South Korea would consider negotiating an end to the decades-old Korean War if North Korea commits to denuclearization, a Seoul official said Wednesday.
South Korea’s national security adviser Chung Eui-yong told reporters the neighboring countries — still technically at war, as the 1950-1953 conflict ended in an armistice agreement — have made progress in solving “the North Korean nuclear issue” and that the efforts may “achieve the goal of a peace settlement on the Korean peninsula.”
Chung’s remarks came as preparations continued for an inter-Korean summit meeting between South Korean President Moon Jae-in and North Korean leader Kim Jong Un scheduled for April 27. The meeting is only the third time that the leaders of the two Koreas will meet. It will be held in the village of Panmunjom, which is located in the demilitarized zone that has divided the peninsula since 1953.

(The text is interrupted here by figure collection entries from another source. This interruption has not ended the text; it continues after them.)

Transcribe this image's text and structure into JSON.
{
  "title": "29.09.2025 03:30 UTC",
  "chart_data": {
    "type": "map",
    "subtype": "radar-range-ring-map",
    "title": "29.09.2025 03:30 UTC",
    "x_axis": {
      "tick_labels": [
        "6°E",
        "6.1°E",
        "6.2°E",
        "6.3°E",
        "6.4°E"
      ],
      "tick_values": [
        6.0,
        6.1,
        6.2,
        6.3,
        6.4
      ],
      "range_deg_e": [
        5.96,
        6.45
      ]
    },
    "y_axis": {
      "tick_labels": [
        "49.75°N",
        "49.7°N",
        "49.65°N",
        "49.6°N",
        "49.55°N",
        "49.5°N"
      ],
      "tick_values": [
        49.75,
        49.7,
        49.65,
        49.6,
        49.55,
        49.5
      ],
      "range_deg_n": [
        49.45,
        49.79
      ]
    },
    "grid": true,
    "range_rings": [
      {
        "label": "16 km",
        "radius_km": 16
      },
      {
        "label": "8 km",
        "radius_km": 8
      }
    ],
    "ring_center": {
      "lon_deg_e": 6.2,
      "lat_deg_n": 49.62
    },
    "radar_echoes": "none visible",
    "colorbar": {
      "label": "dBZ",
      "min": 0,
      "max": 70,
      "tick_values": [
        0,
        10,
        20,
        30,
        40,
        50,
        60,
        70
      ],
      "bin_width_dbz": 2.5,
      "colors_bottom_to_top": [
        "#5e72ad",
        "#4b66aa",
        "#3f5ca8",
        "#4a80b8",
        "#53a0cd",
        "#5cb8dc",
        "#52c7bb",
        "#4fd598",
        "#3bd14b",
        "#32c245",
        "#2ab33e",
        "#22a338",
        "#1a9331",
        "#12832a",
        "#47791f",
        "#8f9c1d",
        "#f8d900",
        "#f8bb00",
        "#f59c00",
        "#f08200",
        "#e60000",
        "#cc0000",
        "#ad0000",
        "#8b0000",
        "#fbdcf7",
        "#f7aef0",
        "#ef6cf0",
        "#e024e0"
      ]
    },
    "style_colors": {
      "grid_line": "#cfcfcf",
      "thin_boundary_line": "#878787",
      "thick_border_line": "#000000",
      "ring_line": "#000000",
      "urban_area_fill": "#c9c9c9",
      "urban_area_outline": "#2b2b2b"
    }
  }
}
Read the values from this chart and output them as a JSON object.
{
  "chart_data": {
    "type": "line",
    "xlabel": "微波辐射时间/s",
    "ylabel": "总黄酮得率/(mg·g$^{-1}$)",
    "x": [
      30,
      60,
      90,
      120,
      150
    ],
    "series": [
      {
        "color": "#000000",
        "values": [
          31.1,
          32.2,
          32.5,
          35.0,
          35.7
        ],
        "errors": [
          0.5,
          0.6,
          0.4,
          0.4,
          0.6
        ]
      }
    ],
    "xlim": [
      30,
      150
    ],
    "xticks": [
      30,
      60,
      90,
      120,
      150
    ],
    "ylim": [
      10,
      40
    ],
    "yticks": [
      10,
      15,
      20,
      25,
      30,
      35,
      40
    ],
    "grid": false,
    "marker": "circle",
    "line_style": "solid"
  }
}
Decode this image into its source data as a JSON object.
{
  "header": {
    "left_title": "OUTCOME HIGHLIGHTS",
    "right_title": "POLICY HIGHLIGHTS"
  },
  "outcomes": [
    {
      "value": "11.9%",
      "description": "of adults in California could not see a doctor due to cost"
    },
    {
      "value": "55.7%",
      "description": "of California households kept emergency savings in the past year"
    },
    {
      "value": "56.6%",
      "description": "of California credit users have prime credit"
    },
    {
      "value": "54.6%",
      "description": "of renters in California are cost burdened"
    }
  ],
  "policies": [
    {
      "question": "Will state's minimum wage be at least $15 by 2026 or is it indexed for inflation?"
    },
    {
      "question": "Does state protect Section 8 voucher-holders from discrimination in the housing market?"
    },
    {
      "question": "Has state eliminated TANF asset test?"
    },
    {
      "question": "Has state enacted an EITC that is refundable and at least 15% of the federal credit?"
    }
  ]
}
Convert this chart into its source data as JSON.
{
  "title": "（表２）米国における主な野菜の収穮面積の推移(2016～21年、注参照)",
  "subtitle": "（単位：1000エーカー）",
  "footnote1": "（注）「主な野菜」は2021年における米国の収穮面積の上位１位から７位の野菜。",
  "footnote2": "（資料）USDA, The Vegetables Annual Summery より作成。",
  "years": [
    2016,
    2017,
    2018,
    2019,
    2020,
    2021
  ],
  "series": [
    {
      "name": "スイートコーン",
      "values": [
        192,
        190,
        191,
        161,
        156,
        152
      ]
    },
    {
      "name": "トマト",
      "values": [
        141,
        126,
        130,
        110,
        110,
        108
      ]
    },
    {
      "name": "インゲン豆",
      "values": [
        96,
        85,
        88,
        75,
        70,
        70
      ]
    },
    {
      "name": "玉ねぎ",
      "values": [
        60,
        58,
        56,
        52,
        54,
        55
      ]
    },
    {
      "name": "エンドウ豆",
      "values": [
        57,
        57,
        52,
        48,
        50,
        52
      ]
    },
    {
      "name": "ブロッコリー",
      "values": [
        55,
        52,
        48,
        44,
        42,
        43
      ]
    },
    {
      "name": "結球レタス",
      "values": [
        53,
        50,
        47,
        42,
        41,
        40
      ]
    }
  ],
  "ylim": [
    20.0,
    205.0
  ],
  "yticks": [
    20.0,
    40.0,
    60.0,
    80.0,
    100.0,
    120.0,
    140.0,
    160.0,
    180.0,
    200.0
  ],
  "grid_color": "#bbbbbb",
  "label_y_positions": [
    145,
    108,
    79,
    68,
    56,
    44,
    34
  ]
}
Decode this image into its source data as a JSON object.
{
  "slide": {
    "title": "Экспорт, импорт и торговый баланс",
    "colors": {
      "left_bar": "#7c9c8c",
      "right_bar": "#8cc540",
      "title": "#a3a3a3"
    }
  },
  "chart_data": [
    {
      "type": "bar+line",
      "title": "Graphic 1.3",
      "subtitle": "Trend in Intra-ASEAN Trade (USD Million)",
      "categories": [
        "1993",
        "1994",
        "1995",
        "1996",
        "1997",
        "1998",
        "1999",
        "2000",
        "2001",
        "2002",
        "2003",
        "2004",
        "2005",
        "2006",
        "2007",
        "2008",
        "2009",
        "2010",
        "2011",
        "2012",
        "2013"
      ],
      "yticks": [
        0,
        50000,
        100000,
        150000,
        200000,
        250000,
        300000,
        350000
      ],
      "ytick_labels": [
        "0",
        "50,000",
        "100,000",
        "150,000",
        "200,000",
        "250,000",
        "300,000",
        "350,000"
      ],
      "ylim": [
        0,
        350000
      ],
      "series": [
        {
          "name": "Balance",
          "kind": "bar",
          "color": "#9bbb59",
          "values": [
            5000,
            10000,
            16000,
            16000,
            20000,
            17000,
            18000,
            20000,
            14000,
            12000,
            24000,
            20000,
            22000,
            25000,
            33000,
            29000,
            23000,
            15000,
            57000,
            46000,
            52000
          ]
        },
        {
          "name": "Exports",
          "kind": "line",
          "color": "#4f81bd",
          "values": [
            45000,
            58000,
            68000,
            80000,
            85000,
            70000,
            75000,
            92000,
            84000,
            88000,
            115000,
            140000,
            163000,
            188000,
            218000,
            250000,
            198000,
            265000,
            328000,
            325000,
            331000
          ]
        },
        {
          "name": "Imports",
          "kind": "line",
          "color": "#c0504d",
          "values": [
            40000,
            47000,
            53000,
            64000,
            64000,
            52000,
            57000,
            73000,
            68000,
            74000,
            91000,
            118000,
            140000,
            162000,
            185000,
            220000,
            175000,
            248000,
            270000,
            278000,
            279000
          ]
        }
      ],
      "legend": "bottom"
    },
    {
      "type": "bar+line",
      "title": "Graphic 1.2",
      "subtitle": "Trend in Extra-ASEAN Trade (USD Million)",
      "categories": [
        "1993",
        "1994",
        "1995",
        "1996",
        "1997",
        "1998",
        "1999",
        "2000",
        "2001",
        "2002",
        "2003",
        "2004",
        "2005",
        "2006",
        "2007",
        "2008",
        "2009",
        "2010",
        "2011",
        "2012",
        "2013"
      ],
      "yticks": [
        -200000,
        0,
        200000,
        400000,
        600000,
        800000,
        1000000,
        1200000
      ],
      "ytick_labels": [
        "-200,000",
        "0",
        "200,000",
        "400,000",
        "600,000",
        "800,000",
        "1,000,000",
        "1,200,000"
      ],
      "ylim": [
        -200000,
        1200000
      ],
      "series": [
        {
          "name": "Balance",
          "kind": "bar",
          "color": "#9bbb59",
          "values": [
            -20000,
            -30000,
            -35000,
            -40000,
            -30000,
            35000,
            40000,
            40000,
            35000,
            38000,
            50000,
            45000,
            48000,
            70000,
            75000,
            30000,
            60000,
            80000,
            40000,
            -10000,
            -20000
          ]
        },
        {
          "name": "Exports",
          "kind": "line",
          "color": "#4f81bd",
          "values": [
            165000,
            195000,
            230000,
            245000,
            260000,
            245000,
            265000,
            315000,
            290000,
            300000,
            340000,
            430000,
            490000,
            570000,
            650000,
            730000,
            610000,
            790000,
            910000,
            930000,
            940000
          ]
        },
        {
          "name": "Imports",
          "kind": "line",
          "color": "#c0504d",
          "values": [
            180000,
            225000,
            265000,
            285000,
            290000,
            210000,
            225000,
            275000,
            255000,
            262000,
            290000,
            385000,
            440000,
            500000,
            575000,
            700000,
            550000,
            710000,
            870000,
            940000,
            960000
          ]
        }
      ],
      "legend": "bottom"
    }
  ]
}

Chung said that Seoul and Washington have held in-depth discussions about how to establish a “peace system” on the Korean peninsula, including the possibility of future three-way talks between the United States and the two Koreas.
“(We discussed) how we can guarantee the bright future of North Korea if North Korea makes the right choice,” Chung said.
Chung did not specify whether this process would include the signing of a formal peace treaty. But South Korea’s Yonhap news agency, citing an unnamed official from the president’s office, reported that South Korea and the U.S. are reviewing that possibility.
One potential complication to a peace treaty is that South Korea was not party to the original armistice agreement, which was signed by the U.S., North Korea and China. That is because at the time, South Korean forces were under wartime operational control of the U.S. — a status that remains in effect today.
In recent months, North Korea has signaled willingness to discuss denuclearization. During a meeting with Chung in Pyongyang on March 5, Kim said that North Korea was ready to give up its nuclear weapons if military threats against the country were resolved and it received a security guarantee.
On Tuesday, President Trump said that the two Koreas “have his blessing” to discuss officially ending the war. He made the remarks during a meeting with Japanese Prime Minister Shinzo Abe at his Mar-a-Lago resort in Florida.
Trump said that his administration has been engaging with North Korea ahead of his own potential meeting with Kim. Trump previously agreed to meet with the North Korean dictator, with a summit currently planned to take place in May or early June.
“We have also started talking to North Korea directly, at extremely high levels,” Trump said. The Washington Post reported on Tuesday that CIA Director Mike Pompeo secretly traveled to North Korea over Easter weekend to meet with Kim.